Brazil presidential candidate Eduardo Campos killed in plane crash

Anadolu Agency

SÃO PAULO — Brazilian President Dilma Rousseff has declared three days of mourning after presidential candidate, Eduardo Campos, was killed in a plane crash in the port city of Santos, southeast Brazil.

In a statement President Rousseff said she would also suspend her election campaign for the same period.

Flags are flying at half-mast on government buildings across Brazil.

A further six people died and at least ten others were injured when the small private jet flying from Rio de Janeiro to the coastal city of Santos, some 50km southeast of São Paulo, crashed into a residential area after attempting to land at a nearby air base in neighbouring Guarujá.

Eyewitnesses say the plane was already on fire, and possibly upside down, before it hit the ground.

The Santos Fire Department told the Anadolu Agency (AA) that emergency services were continuing to search for the aircraft’s two black boxes, as well as removing bodies and human remains from the wreckage.

(UPDATE: The black boxes of the Cessnar 560XL has now been found and the bodies have been taken to Brasília and São Paulo, respectively, for analysis and identification.)

Debris was strewn across an entire residential block, of which at least ten buildings are now known to have been damaged in the crash. An investigation has been opened into the incident.

‘Country in mourning’

Throughout Wednesday, senior figures across the Brazilian political spectrum paid tribute to a “promising politician” who, at 49, still had much of his political career ahead of him.

Rousseff spoke of her profound sadness at the news: “Brazil is in mourning. Today we lost a great Brazilian, Eduardo Campos,” she wrote on her official Twitter account.

“Eduardo and I went back a long way, during [former president] Lula’s government, the 2006 and 2010 campaigns, and during my time in office,” she continued, describing Campos as “an exemplary father and husband.”

Rousseff also made an emotional televised address, where she praised the “great politician and great democrat”.

Campos was the youthful, pro-business yet left-leaning presidential candidate for the Brazilian Socialist Party (PSB). His vice presidential running mate, Marina Silva, had previously run for the presidency on the Green Party ticket in the 2010 general elections, when she came third with over 19 percent of the vote.

Silva, who had reportedly decided not to board the plane and instead travel to São Paulo state from Rio de Janeiro by road, said later on Wednesday that she had learned to “respect, admire and trust” her running mate over the past 10 months of active political partnership.

“The image I wish to keep of him is of our goodbye yesterday: full of happiness, dreams, promises and the spirit that I hope will support his family and all of us,” Silva told reporters, visibly shaken.

Marina Silva to step up?

The PSB now has ten days to nominate a new presidential candidate, with many commentators predicting that Silva will step up to the role.

Although divisive, her familiar face, solid performance at the 2010 elections, and strong backing from Evangelical members of the electorate, could lure votes away from both Rousseff and Aécio Neves, a centre-right candidate from the Brazilian Social Democracy Party (PSDB).

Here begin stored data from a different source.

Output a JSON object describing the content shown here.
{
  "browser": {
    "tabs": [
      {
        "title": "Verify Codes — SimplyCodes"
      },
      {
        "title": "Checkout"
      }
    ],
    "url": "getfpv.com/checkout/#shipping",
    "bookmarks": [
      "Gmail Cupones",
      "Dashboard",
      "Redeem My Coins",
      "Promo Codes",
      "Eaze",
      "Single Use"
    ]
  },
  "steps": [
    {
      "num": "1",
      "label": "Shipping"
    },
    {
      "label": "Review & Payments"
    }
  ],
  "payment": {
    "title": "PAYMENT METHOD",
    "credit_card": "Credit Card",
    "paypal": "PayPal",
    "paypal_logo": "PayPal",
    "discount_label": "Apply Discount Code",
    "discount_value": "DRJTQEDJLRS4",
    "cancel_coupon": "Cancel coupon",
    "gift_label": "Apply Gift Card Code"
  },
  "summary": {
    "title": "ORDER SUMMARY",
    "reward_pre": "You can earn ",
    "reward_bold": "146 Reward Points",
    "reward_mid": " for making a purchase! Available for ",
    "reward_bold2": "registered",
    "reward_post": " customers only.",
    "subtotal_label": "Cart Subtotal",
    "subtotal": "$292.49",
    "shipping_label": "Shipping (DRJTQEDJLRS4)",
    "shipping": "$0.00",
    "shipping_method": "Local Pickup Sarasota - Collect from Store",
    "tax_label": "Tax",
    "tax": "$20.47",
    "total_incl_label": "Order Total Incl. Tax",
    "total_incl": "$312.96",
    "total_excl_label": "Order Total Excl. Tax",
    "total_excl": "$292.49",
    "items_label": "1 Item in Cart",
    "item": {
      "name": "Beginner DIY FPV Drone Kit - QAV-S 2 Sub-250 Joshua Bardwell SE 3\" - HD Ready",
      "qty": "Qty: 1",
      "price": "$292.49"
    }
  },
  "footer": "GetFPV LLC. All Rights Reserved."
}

The unusual pairing had bridged a gap between the two other more traditional rivals.

However, Campos had been still struggling to connect with the electorate, and was not previously well known outside his native Pernambuco state, where he enjoyed considerable success as governor.

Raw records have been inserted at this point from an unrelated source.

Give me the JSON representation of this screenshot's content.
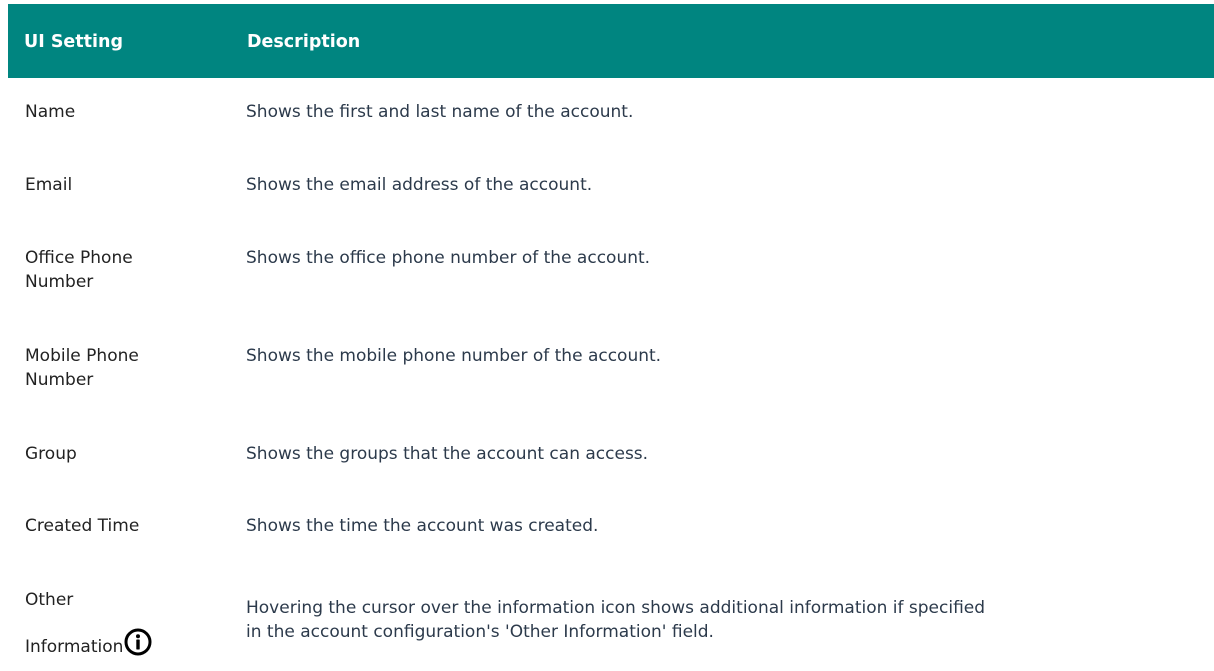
{
  "table": {
    "headers": {
      "setting": "UI Setting",
      "description": "Description"
    },
    "rows": [
      {
        "setting_lines": [
          "Name"
        ],
        "description": "Shows the first and last name of the account."
      },
      {
        "setting_lines": [
          "Email"
        ],
        "description": "Shows the email address of the account."
      },
      {
        "setting_lines": [
          "Office Phone",
          "Number"
        ],
        "description": "Shows the office phone number of the account."
      },
      {
        "setting_lines": [
          "Mobile Phone",
          "Number"
        ],
        "description": "Shows the mobile phone number of the account."
      },
      {
        "setting_lines": [
          "Group"
        ],
        "description": "Shows the groups that the account can access."
      },
      {
        "setting_lines": [
          "Created Time"
        ],
        "description": "Shows the time the account was created."
      },
      {
        "setting_lines": [
          "Other",
          "Information"
        ],
        "description_lines": [
          "Hovering the cursor over the information icon shows additional information if specified",
          "in the account configuration's 'Other Information' field."
        ],
        "icon": "info-circle-icon"
      }
    ]
  },
  "colors": {
    "header_bg": "#008580",
    "header_text": "#ffffff",
    "setting_text": "#222222",
    "description_text": "#2c3a4b"
  }
}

According to recent surveys of voter intentions, Campos was polling at around 10 percent, but trailing well behind both Rousseff, who is vying for a second term in office, and Aécio Neves.

But although his chances of winning the 2014 elections had been extremely remote, his young age and consistent, methodical and composed style during interviews at the start of his campaign had led many to predict a far greater role in future elections.